Bacon Number: The Oracle says: Chow Yun-Fat has a Bacon number of 2:
  1. Chow Yun-Fat was in The Replacement Killers (1998) with Frank Medrano,
  2. Frank Medrano was in Sleepers (1996) with Kevin Bacon.
Chow Yun-Fat was born on May 18th, 1955, on the small island of Lamma off Hong Kong's Victoria Harbour. Chow is a member of the Haka (a.k.a. Ha Ka) race, an ethnic group from China that has moved from one region to another without taking up permanent residence since ancient times. His family moved to Hong Kong itself in 1965. Chow Yun-Fat identifies two childhood influences on his dramatic life: the Cantonese Opera, at yearly festivals in honour of the Goddess of the Sea, and American movies.

An early TV star in series like Hotel, in the early 1980s Yun-Fat won lasting popularity and fame as the ultra-cool gangster Hui Man-Keung, in the TVB series Shanghai Beach.

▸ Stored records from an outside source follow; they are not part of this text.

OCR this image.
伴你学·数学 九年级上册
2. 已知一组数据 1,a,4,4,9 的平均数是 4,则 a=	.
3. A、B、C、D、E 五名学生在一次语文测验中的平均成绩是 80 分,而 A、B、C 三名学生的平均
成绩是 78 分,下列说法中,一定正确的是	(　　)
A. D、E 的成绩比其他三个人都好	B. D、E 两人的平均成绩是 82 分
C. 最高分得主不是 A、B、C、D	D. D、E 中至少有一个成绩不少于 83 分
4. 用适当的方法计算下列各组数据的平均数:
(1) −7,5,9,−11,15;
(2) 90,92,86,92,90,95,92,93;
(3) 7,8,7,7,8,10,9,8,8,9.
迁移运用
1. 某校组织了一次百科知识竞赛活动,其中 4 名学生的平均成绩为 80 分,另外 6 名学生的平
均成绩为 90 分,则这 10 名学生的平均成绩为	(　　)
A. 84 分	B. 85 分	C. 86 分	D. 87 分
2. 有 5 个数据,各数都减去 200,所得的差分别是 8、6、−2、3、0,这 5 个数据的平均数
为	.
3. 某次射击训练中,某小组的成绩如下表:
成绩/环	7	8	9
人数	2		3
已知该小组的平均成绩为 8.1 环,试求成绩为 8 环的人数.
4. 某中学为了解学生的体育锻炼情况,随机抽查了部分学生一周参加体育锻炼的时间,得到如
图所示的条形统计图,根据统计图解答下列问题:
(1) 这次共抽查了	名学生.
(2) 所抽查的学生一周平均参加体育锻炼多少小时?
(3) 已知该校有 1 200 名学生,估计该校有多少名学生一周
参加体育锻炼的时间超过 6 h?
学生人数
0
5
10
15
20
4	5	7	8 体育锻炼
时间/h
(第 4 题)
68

His first lead rule was in 1976, in Chi Nu (Massage Girls), playing a police officer who goes undercover in a brothel. However, his first critical success was only five years later, in the 1981 film The Story of Woo Viet, directed by Ann Hui On-Wah. This dramatic success was followed by a period of personal and occupational uncertainty: CYF's films in the early 1980s were on the whole poorly-received by critics and movie-goers alike, and his marriage with fellow actor Candice Yu (On-on Yu) broke down.

His career was revived in the mid-1980s with a series of acclaimed films. In 1985, he received a Golden Horse (Best Actor) from Taiwan, and another Best Actor from the Asian Pacific Film Festival for his performance in director Leung Po-Chi's movie Hong Kong 1941, and in 1986 the little-known director John Woo, best known for his slapstick kung-fu comedies (like Plain Jane to the Rescue), cast him as Mark Gor in the gangster movie A Better Tomorrow. The film was wildly successful, propelling both Woo and Chow into the limelight of the action-movie genre.

By 1995, when he filmed the last of his Hong Kong movies, Peace Hotel, Chow had appeared in an amazing 71 movies. His awards from this period include two Best Actor awards from Taiwan (1985, for Hong Kong 1941, and 1987, for An Autumn's Tale), and three times from Hong Kong (1987, for A Better Tomorrow; 1988, for City on Fire, and 1990, for All about Ah Long).

In 2000 Chow starred in the critically acclaimed Crouching Tiger, Hidden Dragon, directed by Ang Lee and scored by Yo-yo Ma. Crouching Tiger, an epic fairy tale set in medieval China, won four academy awards and propelled Chow into the status of world-wide superstar, and showed Chow as more than just another Hong Kong action star.